Bir belgeselin önemli dönüşümler için kendi başına bir yol olma ihtimali çok zayıf da olsa bu belgeseli seyreden bir sinema emekçisi örgütlenmenin önemi üzerine tekrar düşündüyse ve hem çalışma koşulları hem de daha iyi bir sinema yaratısı adına örgütlenerek iyi sonuçlar alınabileceğine dair umudu bir parça yeşerttiyse, “Yollara Düştük” belgeseli amacına ulaşmıştır diyebiliriz. 1977 yürüyüşünden sonra sansür tamamen kalkmamış da olsa, sansüre takılan pek çok film gösterim izni alabilmiş ve en önemlisi derneklerin çoğu birleşip Sine-Sen adlı büyük bir sendika kurarak takım sözleşmelerinin yapıldığı bir ivme yakalanmıştır.

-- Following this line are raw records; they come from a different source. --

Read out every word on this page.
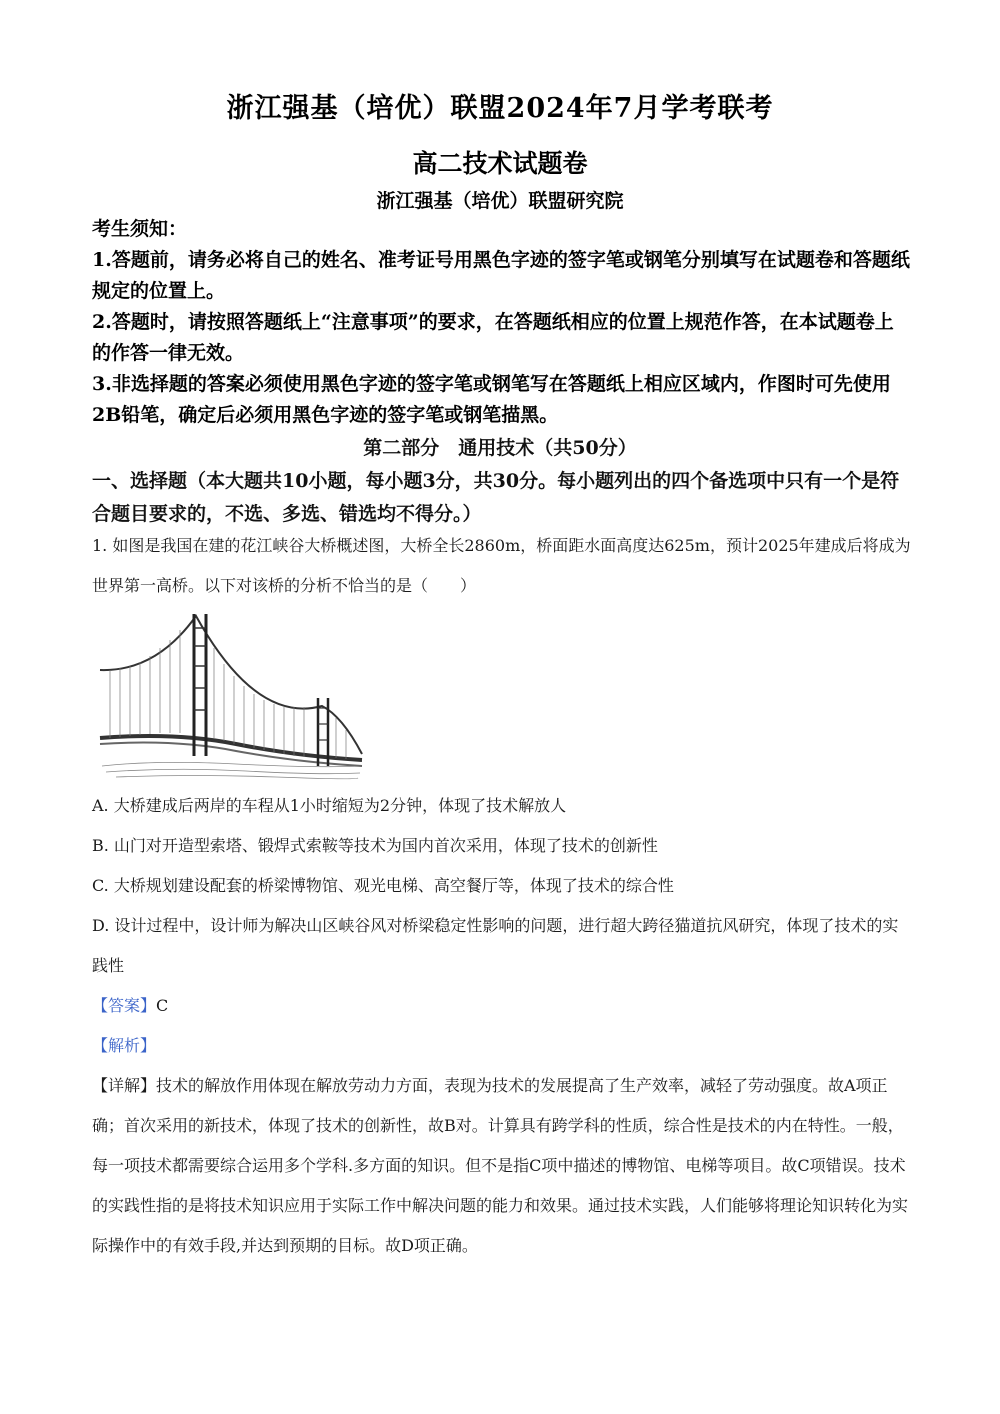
浙江强基（培优）联盟2024年7月学考联考
高二技术试题卷
浙江强基（培优）联盟研究院

考生须知：

1.答题前，请务必将自己的姓名、准考证号用黑色字迹的签字笔或钢笔分别填写在试题卷和答题纸规定的位置上。

2.答题时，请按照答题纸上“注意事项”的要求，在答题纸相应的位置上规范作答，在本试题卷上的作答一律无效。

3.非选择题的答案必须使用黑色字迹的签字笔或钢笔写在答题纸上相应区域内，作图时可先使用2B铅笔，确定后必须用黑色字迹的签字笔或钢笔描黑。

第二部分　通用技术（共50分）
一、选择题（本大题共10小题，每小题3分，共30分。每小题列出的四个备选项中只有一个是符合题目要求的，不选、多选、错选均不得分。）
1. 如图是我国在建的花江峡谷大桥概述图，大桥全长2860m，桥面距水面高度达625m，预计2025年建成后将成为世界第一高桥。以下对该桥的分析不恰当的是（　　）

A. 大桥建成后两岸的车程从1小时缩短为2分钟，体现了技术解放人

B. 山门对开造型索塔、锻焊式索鞍等技术为国内首次采用，体现了技术的创新性

C. 大桥规划建设配套的桥梁博物馆、观光电梯、高空餐厅等，体现了技术的综合性

D. 设计过程中，设计师为解决山区峡谷风对桥梁稳定性影响的问题，进行超大跨径猫道抗风研究，体现了技术的实践性

【答案】C

【解析】

【详解】技术的解放作用体现在解放劳动力方面，表现为技术的发展提高了生产效率，减轻了劳动强度。故A项正确；首次采用的新技术，体现了技术的创新性，故B对。计算具有跨学科的性质，综合性是技术的内在特性。一般，每一项技术都需要综合运用多个学科.多方面的知识。但不是指C项中描述的博物馆、电梯等项目。故C项错误。技术的实践性指的是将技术知识应用于实际工作中解决问题的能力和效果。通过技术实践，人们能够将理论知识转化为实际操作中的有效手段,并达到预期的目标。故D项正确。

‘Otosansüre uğrayan eserlerin varlığı sayısız’
Geçmişten günümüze, form değiştiren sansür, yönetmen ve senaristler için bir otosansür doğurdu mu?

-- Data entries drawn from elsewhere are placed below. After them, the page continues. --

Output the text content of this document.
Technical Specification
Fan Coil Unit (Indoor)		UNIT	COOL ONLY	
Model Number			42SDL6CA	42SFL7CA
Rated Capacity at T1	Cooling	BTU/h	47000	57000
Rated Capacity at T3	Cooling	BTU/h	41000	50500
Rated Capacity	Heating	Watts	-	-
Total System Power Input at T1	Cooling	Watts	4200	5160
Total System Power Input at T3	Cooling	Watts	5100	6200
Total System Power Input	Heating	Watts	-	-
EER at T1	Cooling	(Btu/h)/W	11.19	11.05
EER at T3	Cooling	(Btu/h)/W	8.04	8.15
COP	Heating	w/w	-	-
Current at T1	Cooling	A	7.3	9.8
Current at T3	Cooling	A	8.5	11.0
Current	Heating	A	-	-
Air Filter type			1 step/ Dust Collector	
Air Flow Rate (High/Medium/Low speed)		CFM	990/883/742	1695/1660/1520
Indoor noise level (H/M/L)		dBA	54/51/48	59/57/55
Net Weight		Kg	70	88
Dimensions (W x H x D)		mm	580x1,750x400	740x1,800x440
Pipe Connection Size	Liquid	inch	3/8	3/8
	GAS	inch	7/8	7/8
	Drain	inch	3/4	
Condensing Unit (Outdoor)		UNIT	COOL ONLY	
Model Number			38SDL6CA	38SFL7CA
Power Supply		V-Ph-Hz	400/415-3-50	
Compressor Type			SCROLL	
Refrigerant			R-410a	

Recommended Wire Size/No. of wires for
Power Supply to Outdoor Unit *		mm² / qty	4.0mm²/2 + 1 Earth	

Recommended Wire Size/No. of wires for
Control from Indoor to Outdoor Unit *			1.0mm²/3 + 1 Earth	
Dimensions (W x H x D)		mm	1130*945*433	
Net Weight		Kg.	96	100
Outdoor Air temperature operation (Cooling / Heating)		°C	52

Elbette, doğurdu. Bir gazetecinin kaleminde, bir ressamın fırçasında olduğu gibi bir senaristin senaryosunda da doğurdu. Yasalar ile somut olarak sansürlenen eserlerin sayısı çoktur ancak daha yaratım aşamasında otosansüre uğrayan eserlerin varlığı sayısızdır. “Engellenir mi ya da başıma bir iş açar mı acaba?” otosansürünün yanı sıra “fon desteği alır mı”, “festivalden ödül kapar mı?” gibi hesaplarla da şekillenen eserlerin -daha doğru bir deyişle “iş”lerin- varlığı çok fazladır. Türkiye siyasal tarihi temel politikalarda bir devamlılık içerirken demokratik ve özgürlükçü adımlarda hep zikzaklar taşır. Bu yapı içinde üretilen kültürel işler ve sanat eserleri de bir gün yasaklanırken gün gelir baş tacı edilir. Örneğin, Metin Erksan’ın 1963 yapımı Susuz Yaz filmi önce yasaklanırken sonra uluslararası ödül aldığında devletin “gurur kaynağı” olur. Ya da Çayan Demirel ve Ertuğrul Mavioğlu’nun yönetmenliğinde çekilen Bakur filmi sonrasında yaşananlarda olduğu gibi, resmi kurumlarca yürütülen bir barış sürecinde gelişmelere tanıklık eden bir film çekilip rahatlıkla gösterimler yapabilirken, ülkede bir anda barış süreci bitirilebilir ve o filmi yaptığınız için hapis cezası alabilirsiniz. Siyasal ve kültürel alandaki bu kırılganlık ve engelleme maalesef pek çok yaratıcıyı özgür üretimden ve izleyiciden uzaklaştıran bir sonuç yaratmıştır. İşçi Filmleri Festivali, Documentarist gibi özgür ve cesur festivaller güçlenir ve sayıları artar ise bağımsız filmlerin izleyici ile buluşması o oranda mümkün olur. Dijital platformlar da yeni imkânlar sunmaya başlamıştır.